Une menace sanitaire d’envergure plane sur l’Afrique australe. La Zambie, face à une flambée inquiétante de fièvre aphteuse en Afrique du Sud, a pris la décision radicale de fermer immédiatement ses frontières à toutes les importations de bétail.
Cette mesure, annoncée par le ministère zambien de la Pêche et de l’Élevage, vise à ériger une barrière de protection contre cette maladie virale hautement contagieuse qui met en péril l’un des piliers de l’économie locale : le secteur de l’élevage.
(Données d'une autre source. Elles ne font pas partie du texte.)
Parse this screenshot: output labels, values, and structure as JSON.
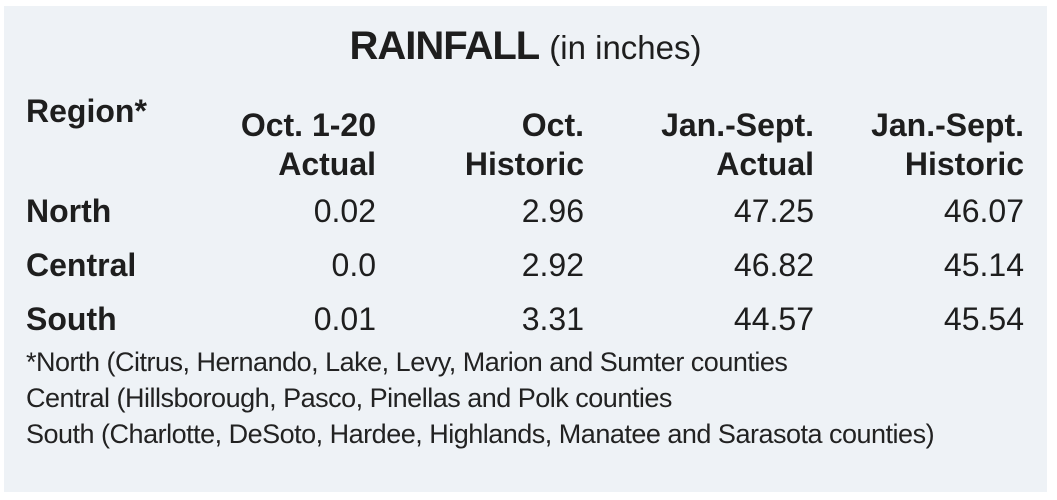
{
  "title": {
    "main": "RAINFALL",
    "sub": "(in inches)"
  },
  "table": {
    "headers": [
      {
        "line1": "Region*",
        "line2": ""
      },
      {
        "line1": "Oct. 1-20",
        "line2": "Actual"
      },
      {
        "line1": "Oct.",
        "line2": "Historic"
      },
      {
        "line1": "Jan.-Sept.",
        "line2": "Actual"
      },
      {
        "line1": "Jan.-Sept.",
        "line2": "Historic"
      }
    ],
    "rows": [
      {
        "region": "North",
        "oct_actual": "0.02",
        "oct_historic": "2.96",
        "jan_sept_actual": "47.25",
        "jan_sept_historic": "46.07"
      },
      {
        "region": "Central",
        "oct_actual": "0.0",
        "oct_historic": "2.92",
        "jan_sept_actual": "46.82",
        "jan_sept_historic": "45.14"
      },
      {
        "region": "South",
        "oct_actual": "0.01",
        "oct_historic": "3.31",
        "jan_sept_actual": "44.57",
        "jan_sept_historic": "45.54"
      }
    ]
  },
  "notes": [
    "*North (Citrus, Hernando, Lake, Levy, Marion and Sumter counties",
    "Central (Hillsborough, Pasco, Pinellas and Polk counties",
    "South (Charlotte, DeSoto, Hardee, Highlands, Manatee and Sarasota counties)"
  ],
  "colors": {
    "background": "#eef2f6",
    "text": "#1e1e1e"
  },
  "chart_data": {
    "type": "table",
    "title": "RAINFALL (in inches)",
    "columns": [
      "Region*",
      "Oct. 1-20 Actual",
      "Oct. Historic",
      "Jan.-Sept. Actual",
      "Jan.-Sept. Historic"
    ],
    "rows": [
      [
        "North",
        0.02,
        2.96,
        47.25,
        46.07
      ],
      [
        "Central",
        0.0,
        2.92,
        46.82,
        45.14
      ],
      [
        "South",
        0.01,
        3.31,
        44.57,
        45.54
      ]
    ],
    "footnotes": [
      "*North (Citrus, Hernando, Lake, Levy, Marion and Sumter counties",
      "Central (Hillsborough, Pasco, Pinellas and Polk counties",
      "South (Charlotte, DeSoto, Hardee, Highlands, Manatee and Sarasota counties)"
    ]
  }
}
Les autorités zambiennes ne laissent passer aucune faille. L’interdiction d’importer des animaux à sabots fendus est stricte. Elle s’accompagne de la suspension de tous les produits dérivés, tels que les peaux et les aliments pour bétail, ainsi que de l’annulation des permis déjà délivrés. Le transit d’animaux vivants sur le territoire zambien est désormais bloqué. L’objectif est clair : endiguer la propagation de la fièvre aphteuse et préserver la santé du cheptel national.
Mais cette décision, bien que prise à Lusaka, résonne avec une acuité particulière de l’autre côté de la frontière, en République Démocratique du Congo. La RDC partage en effet une longue frontière avec la Zambie, particulièrement dans les provinces du Haut-Katanga et du Lualaba. Ces régions sont le théâtre d’intenses échanges commerciaux et de mouvements transfrontaliers fréquents, créant un pont naturel entre les deux pays.
Face à cette situation, une question capitale se pose : quelle est la réaction des autorités congolaises ? À l’heure actuelle, aucune communication officielle n’a été émise concernant d’éventuelles mesures préventives. Pourtant, le risque sanitaire dans une zone si interconnectée ne saurait être ignoré. La fièvre aphteuse, par sa nature contagieuse et sa capacité à se propager rapidement, représente un danger imminent pour le cheptel congolais, dont la survie est vitale pour de nombreuses communautés.
La vigilance s’impose donc comme une nécessité absolue. La RDC renforcera-t-elle ses contrôles vétérinaires aux postes frontaliers pour intercepter tout signe suspect ? Des dispositions concrètes seront-elles prises pour protéger et sécuriser le cheptel congolais face à cette menace grandissante ?
Dans un monde où les maladies animales franchissent les frontières avec une rapidité déconcertante, la coordination régionale et la réactivité des autorités sanitaires sont plus que jamais essentielles. C’est un appel à l’action pour une vigilance accrue et une coopération transfrontalière renforcée, afin de garantir la sécurité alimentaire et économique de la région.